A satirical French magazine looks set to spark outrage in the Muslim world after it announced its Arab Spring special edition would be 'guest edited' by the Prophet Muhammed.
The periodical, 'Charlie Hebdo', said that the prophet would be editing the magazine in "honour" of Islam's role in this year's uprisings in Tunisia, Egypt, Libya and other Islamic countries.
"In order fittingly to celebrate the Islamist Ennahda's win in Tunisia and the NTC (National Transitional Council) president's promise that sharia would be the main source of law in Libya, Charlie Hebdo asked Muhammed to be guest editor," the editorial team said in a statement.
In what is likely to cause further controversy, the magazine has renamed itself Sharia Hebdo for the edition and plans to put a picture of the prophet on its cover with the accompanying phrase: "100 lashes if you don't die of laughter!"
The image of the cover is available to view on the magazine's website.
On the back cover the religious figure is depicted wearing a red nose, saying: "Yes, Islam is compatible with humour."
"We feel we're just doing our job as usual.
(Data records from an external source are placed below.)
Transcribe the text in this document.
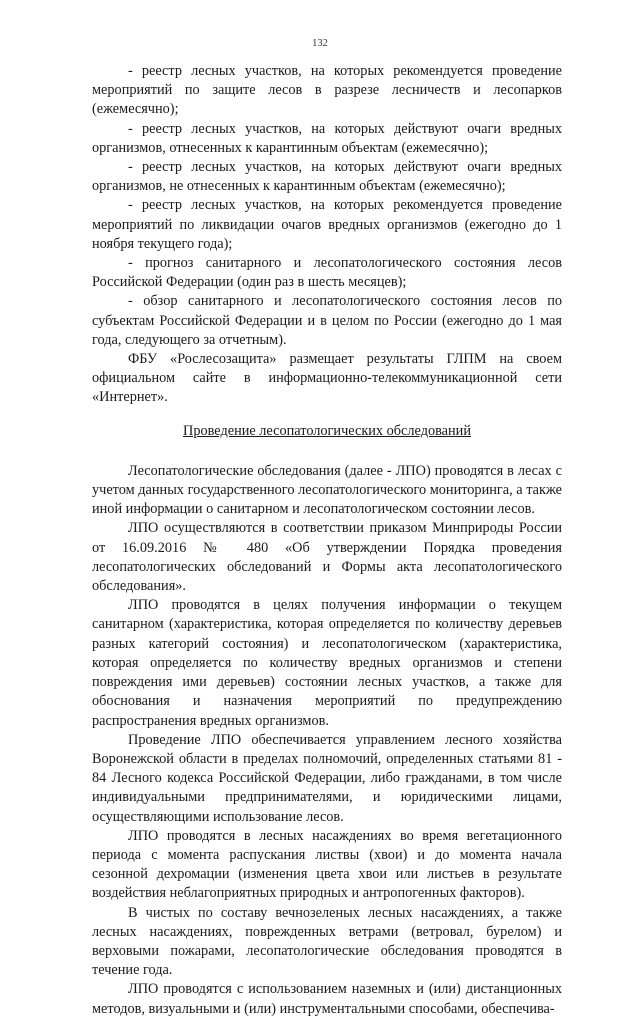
132

- реестр лесных участков, на которых рекомендуется проведение мероприятий по защите лесов в разрезе лесничеств и лесопарков (ежемесячно);

- реестр лесных участков, на которых действуют очаги вредных организмов, отнесенных к карантинным объектам (ежемесячно);

- реестр лесных участков, на которых действуют очаги вредных организмов, не отнесенных к карантинным объектам (ежемесячно);

- реестр лесных участков, на которых рекомендуется проведение мероприятий по ликвидации очагов вредных организмов (ежегодно до 1 ноября текущего года);

- прогноз санитарного и лесопатологического состояния лесов Российской Федерации (один раз в шесть месяцев);

- обзор санитарного и лесопатологического состояния лесов по субъектам Российской Федерации и в целом по России (ежегодно до 1 мая года, следующего за отчетным).

ФБУ «Рослесозащита» размещает результаты ГЛПМ на своем официальном сайте в информационно-телекоммуникационной сети «Интернет».

Проведение лесопатологических обследований

Лесопатологические обследования (далее - ЛПО) проводятся в лесах с учетом данных государственного лесопатологического мониторинга, а также иной информации о санитарном и лесопатологическом состоянии лесов.

ЛПО осуществляются в соответствии приказом Минприроды России от 16.09.2016 № 480 «Об утверждении Порядка проведения лесопатологических обследований и Формы акта лесопатологического обследования».

ЛПО проводятся в целях получения информации о текущем санитарном (характеристика, которая определяется по количеству деревьев разных категорий состояния) и лесопатологическом (характеристика, которая определяется по количеству вредных организмов и степени повреждения ими деревьев) состоянии лесных участков, а также для обоснования и назначения мероприятий по предупреждению распространения вредных организмов.

Проведение ЛПО обеспечивается управлением лесного хозяйства Воронежской области в пределах полномочий, определенных статьями 81 - 84 Лесного кодекса Российской Федерации, либо гражданами, в том числе индивидуальными предпринимателями, и юридическими лицами, осуществляющими использование лесов.

ЛПО проводятся в лесных насаждениях во время вегетационного периода с момента распускания листвы (хвои) и до момента начала сезонной дехромации (изменения цвета хвои или листьев в результате воздействия неблагоприятных природных и антропогенных факторов).

В чистых по составу вечнозеленых лесных насаждениях, а также лесных насаждениях, поврежденных ветрами (ветровал, бурелом) и верховыми пожарами, лесопатологические обследования проводятся в течение года.

ЛПО проводятся с использованием наземных и (или) дистанционных методов, визуальными и (или) инструментальными способами, обеспечива-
The only difference is that this week, Muhammed is on the cover and that's quite rare," the magazine's publisher, known as Charb, told the AFP news organisation.
While there is some debate on allowing the visual depiction of Muhammed within Islam, many Muslims find it incredibly offensive.
There have been several cases in Europe of cartoonists, journalists and publishers being threatened or attacked after depicting cartoons and pictures of the religious figure.
Charlie Hebdo was taken to court in 2007 by two Muslim groups for reprinting those cartoons, but the suit was thrown out.